Increasing syphilis rates a sign of the times

The article headed "Syphilis rates worst seen in NZ" (Nation, September 6) seems just another example of the degeneration of our lovely little country.

Before antibiotics became the easy cure for venereal diseases, syphilis was treated by the "umbrella" and should that method be brought back, I feel sure persons would be more careful about their sexual casualness.

Along with some old-fashioned cures, which were mostly quite painful, it wouldn't hurt for some discipline and self-respect to return to our society as well.

Babies born with this awful disease, along with the fetal alcohol and drug-addicted babies, are the saddest of them all as these poor innocent victims haven't had a chance from the minute they were conceived.


My sister was an intensive care nurse for many years and says the cry of a newly-born addicted baby is the most heart wrenching of all sounds.

Gwyneth Jones

Changes will make traffic worse

Does anyone in Tauranga City Council's roading division have any idea, foresight or just plain old common sense??

How can they not see that an already busy section of road that bottlenecks through Greerton Village from town is only going to get 100 times worse if you then make the road come into a single lane and also add traffic lights into the equation?

What they should have done is get rid of the small amount of parking on the side of the road to create two lanes of traffic that can freely move and navigate around the roundabout, keeping traffic flowing.

Factor in the new traffic lights that will be going in at Barkes Corner roundabout, creating further queues along Cameron Rd and gridlock back to Greerton, things are only going to get worse.

The village idiots, in this case, seem to be Tauranga City Council, who, in my opinion, have absolutely no clue whatsoever about improving our failing roading infrastructure.

Kevin Russo
Pyes Pa

Wind of determination coming

When Trevor Mallard, currently Parliament's Speaker, deleted the name of Jesus Christ from the Parliamentary Prayer last year he probably didn't expect to ruffle many feathers.
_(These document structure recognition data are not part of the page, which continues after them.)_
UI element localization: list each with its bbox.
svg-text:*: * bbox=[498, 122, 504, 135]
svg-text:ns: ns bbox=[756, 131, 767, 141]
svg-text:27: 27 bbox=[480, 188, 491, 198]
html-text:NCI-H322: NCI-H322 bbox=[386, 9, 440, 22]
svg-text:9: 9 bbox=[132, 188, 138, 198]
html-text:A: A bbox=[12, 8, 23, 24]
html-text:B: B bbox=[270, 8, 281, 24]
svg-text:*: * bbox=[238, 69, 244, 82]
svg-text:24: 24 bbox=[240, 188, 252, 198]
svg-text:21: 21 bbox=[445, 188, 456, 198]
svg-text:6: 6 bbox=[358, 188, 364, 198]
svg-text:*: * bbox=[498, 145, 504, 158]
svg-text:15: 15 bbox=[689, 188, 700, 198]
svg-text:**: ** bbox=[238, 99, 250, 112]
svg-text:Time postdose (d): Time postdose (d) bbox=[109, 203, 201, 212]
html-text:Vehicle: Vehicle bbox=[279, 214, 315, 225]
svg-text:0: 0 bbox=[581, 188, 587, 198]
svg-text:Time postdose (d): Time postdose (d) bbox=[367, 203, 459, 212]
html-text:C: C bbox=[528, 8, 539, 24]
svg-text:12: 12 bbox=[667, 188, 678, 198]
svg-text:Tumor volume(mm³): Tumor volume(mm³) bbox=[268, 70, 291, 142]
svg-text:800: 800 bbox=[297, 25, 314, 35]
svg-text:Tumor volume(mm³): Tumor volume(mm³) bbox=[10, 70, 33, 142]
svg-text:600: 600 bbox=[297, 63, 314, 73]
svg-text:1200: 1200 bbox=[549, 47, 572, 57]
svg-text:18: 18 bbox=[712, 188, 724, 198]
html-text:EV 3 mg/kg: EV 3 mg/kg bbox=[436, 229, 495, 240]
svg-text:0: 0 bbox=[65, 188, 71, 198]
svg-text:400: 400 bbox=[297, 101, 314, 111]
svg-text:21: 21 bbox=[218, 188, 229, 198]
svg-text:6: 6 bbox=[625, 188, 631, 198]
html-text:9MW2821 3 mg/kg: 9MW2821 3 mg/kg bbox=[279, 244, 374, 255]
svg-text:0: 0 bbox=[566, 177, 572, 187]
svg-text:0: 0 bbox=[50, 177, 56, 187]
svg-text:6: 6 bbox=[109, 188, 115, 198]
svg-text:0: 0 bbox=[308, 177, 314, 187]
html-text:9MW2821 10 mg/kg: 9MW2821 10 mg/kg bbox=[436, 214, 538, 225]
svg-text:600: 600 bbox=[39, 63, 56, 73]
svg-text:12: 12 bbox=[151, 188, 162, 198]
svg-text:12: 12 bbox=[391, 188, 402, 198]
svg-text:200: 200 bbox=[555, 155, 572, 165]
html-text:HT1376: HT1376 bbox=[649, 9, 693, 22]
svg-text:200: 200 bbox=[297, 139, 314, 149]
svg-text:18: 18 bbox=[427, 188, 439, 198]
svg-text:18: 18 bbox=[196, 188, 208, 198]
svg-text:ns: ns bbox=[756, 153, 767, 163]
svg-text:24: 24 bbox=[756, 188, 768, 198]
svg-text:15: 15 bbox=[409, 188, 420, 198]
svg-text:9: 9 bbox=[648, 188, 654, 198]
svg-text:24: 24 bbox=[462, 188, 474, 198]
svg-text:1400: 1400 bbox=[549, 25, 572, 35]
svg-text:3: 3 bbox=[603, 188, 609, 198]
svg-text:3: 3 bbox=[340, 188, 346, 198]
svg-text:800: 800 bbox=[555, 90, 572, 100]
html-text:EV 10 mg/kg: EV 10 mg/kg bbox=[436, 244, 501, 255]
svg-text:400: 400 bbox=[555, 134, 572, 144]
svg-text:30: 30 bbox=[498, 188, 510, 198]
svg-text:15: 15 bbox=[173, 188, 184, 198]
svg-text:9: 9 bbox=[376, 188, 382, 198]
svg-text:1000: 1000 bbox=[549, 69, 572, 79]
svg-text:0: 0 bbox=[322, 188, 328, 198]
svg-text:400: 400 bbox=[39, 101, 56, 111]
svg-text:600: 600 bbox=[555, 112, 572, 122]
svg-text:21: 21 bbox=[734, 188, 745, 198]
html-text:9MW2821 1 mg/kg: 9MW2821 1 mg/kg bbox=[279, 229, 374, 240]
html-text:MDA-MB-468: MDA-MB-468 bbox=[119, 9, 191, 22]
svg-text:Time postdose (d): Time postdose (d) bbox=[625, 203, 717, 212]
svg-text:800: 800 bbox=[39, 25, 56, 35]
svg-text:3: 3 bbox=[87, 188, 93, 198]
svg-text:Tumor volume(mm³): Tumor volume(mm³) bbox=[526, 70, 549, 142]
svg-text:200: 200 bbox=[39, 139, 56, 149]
Neither would he have expected to tweak the one nerve that could unite Christian - let alone non-Christian - churches in a unified response to this ill-advised act: Anglican, Baptist, Catholic, Mormon, Muslim, Ratana – all have reason to protest at the deletion.

For some, it's the insult to the Lord and Saviour; for others, an unwarranted change to a sacred, historical document (the first in 160 or so years); for some, the threat of a growing disregard for all things religious; for others, to demonstrate by responding together, the power of the Body of Christ.

Leaders of church after church are signing up to support a combined rally on the grounds of Parliament on October 30.

The drive behind the rally comes from a group known as NZSA, New Zealand strategic Alliance, with associations in Australia and Asia, whose executive director, Pastor Ross Smith of the Celebration Church in Thorndon, Wellington, is the live wire igniting the flame throughout the country.

From all appearances, there's a wind of determination heading for windy Wellington come October.